Additional Guidance:
Required Training
A Business is required to ensure that individuals responsible for handling Consumer inquiries about the Business' privacy practices or CCPA compliance are informed about the requirements below, and how to direct Consumers to exercise these rights. A Business should establish a documented training program to satisfy this requirement:
1) Ensure designated personnel understand how to instruct Consumers to exercise their rights under the CCPA related to: disclosure of Personal Information collected by the Business; disclosure of Personal Information sold by the Business; and opting out of the sale of their Personal Information.
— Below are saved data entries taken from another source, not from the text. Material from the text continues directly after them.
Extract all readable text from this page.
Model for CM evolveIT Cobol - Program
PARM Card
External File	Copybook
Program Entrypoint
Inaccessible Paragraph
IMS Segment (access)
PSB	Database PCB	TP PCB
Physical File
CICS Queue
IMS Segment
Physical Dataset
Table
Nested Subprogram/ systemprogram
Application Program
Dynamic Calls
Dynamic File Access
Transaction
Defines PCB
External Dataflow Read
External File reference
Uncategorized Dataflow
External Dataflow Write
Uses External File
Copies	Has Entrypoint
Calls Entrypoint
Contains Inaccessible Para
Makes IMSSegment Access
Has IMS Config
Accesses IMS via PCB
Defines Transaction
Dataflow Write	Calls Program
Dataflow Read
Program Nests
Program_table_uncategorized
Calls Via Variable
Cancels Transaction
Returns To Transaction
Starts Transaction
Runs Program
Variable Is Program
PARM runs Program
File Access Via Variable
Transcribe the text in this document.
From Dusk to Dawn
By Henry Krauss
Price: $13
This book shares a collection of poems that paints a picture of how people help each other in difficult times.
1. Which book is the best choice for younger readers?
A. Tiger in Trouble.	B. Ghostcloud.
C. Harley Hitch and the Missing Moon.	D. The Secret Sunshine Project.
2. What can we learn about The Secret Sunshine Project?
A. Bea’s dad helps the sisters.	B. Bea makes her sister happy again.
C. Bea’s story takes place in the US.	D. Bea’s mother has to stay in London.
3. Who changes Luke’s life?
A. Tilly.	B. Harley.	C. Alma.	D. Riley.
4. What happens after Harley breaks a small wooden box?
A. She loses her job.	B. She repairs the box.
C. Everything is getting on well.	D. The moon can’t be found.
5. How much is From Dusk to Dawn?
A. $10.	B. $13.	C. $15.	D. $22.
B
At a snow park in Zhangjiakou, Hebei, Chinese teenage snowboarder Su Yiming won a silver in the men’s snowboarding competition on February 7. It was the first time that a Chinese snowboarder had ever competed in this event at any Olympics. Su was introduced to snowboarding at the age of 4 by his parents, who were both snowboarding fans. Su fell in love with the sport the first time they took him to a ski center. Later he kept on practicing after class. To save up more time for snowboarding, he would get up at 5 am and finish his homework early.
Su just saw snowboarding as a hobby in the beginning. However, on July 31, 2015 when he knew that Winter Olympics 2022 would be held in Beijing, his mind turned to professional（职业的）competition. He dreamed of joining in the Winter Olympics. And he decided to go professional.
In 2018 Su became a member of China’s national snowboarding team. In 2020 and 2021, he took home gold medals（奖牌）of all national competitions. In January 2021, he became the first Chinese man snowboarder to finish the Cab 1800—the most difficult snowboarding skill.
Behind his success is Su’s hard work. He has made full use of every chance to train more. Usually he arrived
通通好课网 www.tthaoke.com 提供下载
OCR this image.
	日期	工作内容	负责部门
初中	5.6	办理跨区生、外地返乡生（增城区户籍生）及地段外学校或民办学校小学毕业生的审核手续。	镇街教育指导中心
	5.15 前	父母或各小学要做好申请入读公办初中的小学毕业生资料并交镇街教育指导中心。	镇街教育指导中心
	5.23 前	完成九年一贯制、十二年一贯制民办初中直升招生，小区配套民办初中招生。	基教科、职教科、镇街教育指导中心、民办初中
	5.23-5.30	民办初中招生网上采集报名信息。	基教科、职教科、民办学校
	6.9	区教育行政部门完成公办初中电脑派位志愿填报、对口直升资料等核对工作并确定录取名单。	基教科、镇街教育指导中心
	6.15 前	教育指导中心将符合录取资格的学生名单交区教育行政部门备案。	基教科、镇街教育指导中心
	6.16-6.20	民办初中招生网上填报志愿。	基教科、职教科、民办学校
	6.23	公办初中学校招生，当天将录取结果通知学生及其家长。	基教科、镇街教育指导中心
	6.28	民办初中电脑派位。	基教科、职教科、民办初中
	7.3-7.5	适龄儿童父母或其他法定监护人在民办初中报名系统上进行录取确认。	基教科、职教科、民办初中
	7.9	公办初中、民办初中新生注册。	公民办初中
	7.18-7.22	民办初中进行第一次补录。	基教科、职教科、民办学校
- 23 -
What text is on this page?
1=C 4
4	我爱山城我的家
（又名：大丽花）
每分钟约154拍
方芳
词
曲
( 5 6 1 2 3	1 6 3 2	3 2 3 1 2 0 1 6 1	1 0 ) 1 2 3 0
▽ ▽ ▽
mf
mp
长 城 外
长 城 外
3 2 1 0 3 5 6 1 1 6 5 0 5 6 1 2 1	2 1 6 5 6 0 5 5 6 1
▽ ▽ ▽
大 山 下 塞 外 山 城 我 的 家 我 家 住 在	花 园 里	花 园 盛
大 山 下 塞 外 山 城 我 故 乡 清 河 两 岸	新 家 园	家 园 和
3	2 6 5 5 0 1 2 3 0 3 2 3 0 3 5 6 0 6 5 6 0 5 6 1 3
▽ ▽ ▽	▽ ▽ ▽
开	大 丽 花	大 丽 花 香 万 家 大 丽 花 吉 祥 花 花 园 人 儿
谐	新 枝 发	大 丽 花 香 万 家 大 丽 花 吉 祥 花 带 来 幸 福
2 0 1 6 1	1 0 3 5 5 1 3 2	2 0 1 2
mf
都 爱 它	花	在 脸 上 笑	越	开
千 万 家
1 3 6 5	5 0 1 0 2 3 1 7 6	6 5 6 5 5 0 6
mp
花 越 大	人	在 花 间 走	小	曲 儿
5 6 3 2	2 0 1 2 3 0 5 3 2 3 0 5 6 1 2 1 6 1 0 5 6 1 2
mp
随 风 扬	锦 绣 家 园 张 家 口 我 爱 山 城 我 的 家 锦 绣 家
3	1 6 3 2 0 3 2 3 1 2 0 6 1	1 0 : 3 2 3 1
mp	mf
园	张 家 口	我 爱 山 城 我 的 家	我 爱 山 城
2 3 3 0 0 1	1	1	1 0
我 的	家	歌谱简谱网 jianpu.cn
2) Ensure designated personnel understand the general CCPA obligations of the business related to: nondiscrimination related to Consumers who exercise their CCPA rights
3) Ensure designated personnel understand the general CCPA obligations of the business related to: disclosure obligations of the business, including duties to make available two or more methods for Consumers to make requests, deliver the required information to a Consumer within 45 days (and when an extension exception may apply), confirm a Verifiable Consumer Request (defined on page 22), and identify by category the Personal Information collected, sold or disclosed about the Consumer for a business purpose in the preceding 12 months
4) Ensure designated personnel understand the general CCPA obligations of the business related to: General CCPA compliance obligations of the business, including duties to: provide a clear and conspicuous opt-out link; provide a description of Consumer opt-out rights; effectuate and comply with opt-out requests in business systems; respect opt-out requests for 12 months before requesting that the Consumer authorize a sale; and permit a designated person to opt out on the Consumer's behalf

Training Employees for Opt-Out Requests
Individuals responsible for handling Consumer privacy inquiries and CCPA compliance must be trained on the opt-out right and how to direct consumers to exercise that right.